Nathan’s computer science course looks great: it has a clean layout and adopts design conventions that make it easy to navigate and understand the various elements of the site. The format is essentially an online textbook organized into chapters. The relatively long paragraphs and chapters and the lack of images make the resource feel like they’re aimed at a scholastically inclined adult audience. Put another way, the appeal of the resource is in the conceptual content, not in its visual richness. The text tends to use precise (if basic) computer science language, which may better prepare the learner to interface with other explanations and documentation, but at the expense of a steeper learning curve that might discourage truly novice learners.
The resource best leverages the affordances of web technology in the interactive Python shells dispersed frequently throughout each chapter. These allow the user to review and manipulate pre-filled code, execute it, and observe the results. Thus learners can apply what they have just learned in the preceding text explanation. Often, these are accompanied by an exercise, where the learner can upload a solution in the form of a .py file. The resource automatically evaluates the submission, reporting the expected result, the actual result, and basic error reporting in the event of a discrepancy. This experience is quite a faithful simulation of a standard development workflow, in the sense that the user is required to deal with modular text files and learns to test and revise code. Again, this assumes a certain facility on the part of the learner to know their way around a computer, as well as some basic familiarity of the mathematics required to generate a solution (e.g. geometry). These are realistic expectations of anyone who will be practicing computer science, but it does add to the sense that the resource is aimed at adults, or at least adolescents.

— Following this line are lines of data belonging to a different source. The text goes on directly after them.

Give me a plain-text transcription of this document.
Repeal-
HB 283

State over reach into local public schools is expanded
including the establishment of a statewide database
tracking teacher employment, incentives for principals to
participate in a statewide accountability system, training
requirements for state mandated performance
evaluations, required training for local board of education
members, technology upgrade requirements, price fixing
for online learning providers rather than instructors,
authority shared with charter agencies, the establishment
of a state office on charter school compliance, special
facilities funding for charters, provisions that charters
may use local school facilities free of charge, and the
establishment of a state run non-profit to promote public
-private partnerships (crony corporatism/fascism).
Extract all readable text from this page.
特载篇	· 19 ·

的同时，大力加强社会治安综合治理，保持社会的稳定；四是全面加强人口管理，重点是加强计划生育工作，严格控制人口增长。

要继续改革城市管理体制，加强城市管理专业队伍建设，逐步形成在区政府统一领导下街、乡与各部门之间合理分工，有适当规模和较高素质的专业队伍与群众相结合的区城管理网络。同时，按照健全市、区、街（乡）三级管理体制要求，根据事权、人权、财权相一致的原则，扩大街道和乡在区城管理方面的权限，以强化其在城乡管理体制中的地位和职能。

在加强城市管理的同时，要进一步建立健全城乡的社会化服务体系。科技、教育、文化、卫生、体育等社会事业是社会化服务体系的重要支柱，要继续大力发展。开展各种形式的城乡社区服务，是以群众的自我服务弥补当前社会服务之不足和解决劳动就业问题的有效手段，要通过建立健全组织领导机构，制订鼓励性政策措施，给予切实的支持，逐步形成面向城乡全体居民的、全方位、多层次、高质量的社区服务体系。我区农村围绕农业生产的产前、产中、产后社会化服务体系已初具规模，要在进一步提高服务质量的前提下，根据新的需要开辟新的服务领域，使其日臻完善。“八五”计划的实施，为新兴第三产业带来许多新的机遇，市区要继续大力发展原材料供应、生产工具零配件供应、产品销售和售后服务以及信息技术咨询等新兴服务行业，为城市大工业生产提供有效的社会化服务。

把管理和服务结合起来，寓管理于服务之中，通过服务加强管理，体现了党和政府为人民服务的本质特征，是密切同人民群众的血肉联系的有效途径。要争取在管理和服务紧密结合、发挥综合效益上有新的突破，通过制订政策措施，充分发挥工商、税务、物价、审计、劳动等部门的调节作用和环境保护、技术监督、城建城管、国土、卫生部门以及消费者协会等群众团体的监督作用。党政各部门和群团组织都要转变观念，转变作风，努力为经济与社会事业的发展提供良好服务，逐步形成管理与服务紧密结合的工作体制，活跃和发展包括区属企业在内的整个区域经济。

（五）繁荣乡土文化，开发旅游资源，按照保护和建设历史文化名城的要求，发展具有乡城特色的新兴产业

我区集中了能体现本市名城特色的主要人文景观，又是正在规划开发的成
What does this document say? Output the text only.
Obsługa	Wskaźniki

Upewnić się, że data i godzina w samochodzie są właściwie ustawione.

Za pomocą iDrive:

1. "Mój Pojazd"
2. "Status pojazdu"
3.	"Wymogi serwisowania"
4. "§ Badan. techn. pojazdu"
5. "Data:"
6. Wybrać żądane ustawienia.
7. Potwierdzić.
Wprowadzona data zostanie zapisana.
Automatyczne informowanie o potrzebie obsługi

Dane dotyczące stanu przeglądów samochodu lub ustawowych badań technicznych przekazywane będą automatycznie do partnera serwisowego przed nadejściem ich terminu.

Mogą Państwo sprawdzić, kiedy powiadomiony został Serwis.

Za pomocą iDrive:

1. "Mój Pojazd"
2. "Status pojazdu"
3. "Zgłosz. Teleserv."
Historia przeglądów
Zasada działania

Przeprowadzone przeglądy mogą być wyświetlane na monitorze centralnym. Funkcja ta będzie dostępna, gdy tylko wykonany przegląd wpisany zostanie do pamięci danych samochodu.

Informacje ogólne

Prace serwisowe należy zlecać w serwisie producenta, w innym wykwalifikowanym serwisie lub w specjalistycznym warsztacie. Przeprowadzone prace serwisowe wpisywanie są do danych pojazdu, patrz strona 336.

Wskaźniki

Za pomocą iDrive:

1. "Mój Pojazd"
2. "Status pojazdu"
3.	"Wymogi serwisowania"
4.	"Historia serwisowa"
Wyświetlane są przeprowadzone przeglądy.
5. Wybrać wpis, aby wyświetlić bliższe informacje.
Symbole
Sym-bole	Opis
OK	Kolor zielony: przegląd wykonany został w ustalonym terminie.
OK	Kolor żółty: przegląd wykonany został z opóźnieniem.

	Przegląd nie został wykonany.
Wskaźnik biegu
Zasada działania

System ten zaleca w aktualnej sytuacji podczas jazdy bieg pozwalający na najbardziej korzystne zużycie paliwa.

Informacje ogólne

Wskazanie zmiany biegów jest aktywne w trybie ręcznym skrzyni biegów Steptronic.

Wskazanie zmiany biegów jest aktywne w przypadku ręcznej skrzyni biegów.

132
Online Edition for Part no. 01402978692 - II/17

Instructionally, the resource is very thoroughly structured, with an expanding cyclical pattern of learn a concept by reading, explore a concept by manipulating code, apply a set of concepts by generating a code solution. The learning experience might be enriched with other activities that are less concrete or easily assessed, but that help the learner practice the cognitive skills that are relevant to computer science. For example, it might prompt the learner to review a code sample and make a prediction, then execute the code, and evaluate the accuracy of their prediction. They might record their analysis of why or why not the code performed the way they had expected. Likewise, learners might be asked to debug flawed code, or improve an inefficient algorithm. It’s also important to note that this resource seems to teach concepts of computer science germane to coding, which is a narrow subset of the broader domain of computational thinking. While coding is a very practical and ubiquitous application of computational thinking, it might be helpful to depart from the practice of coding periodically and require the learner to apply the concepts of computational thinking to another domain. This might prove especially valuable to new learners who don’t identify themselves as coders or computer people.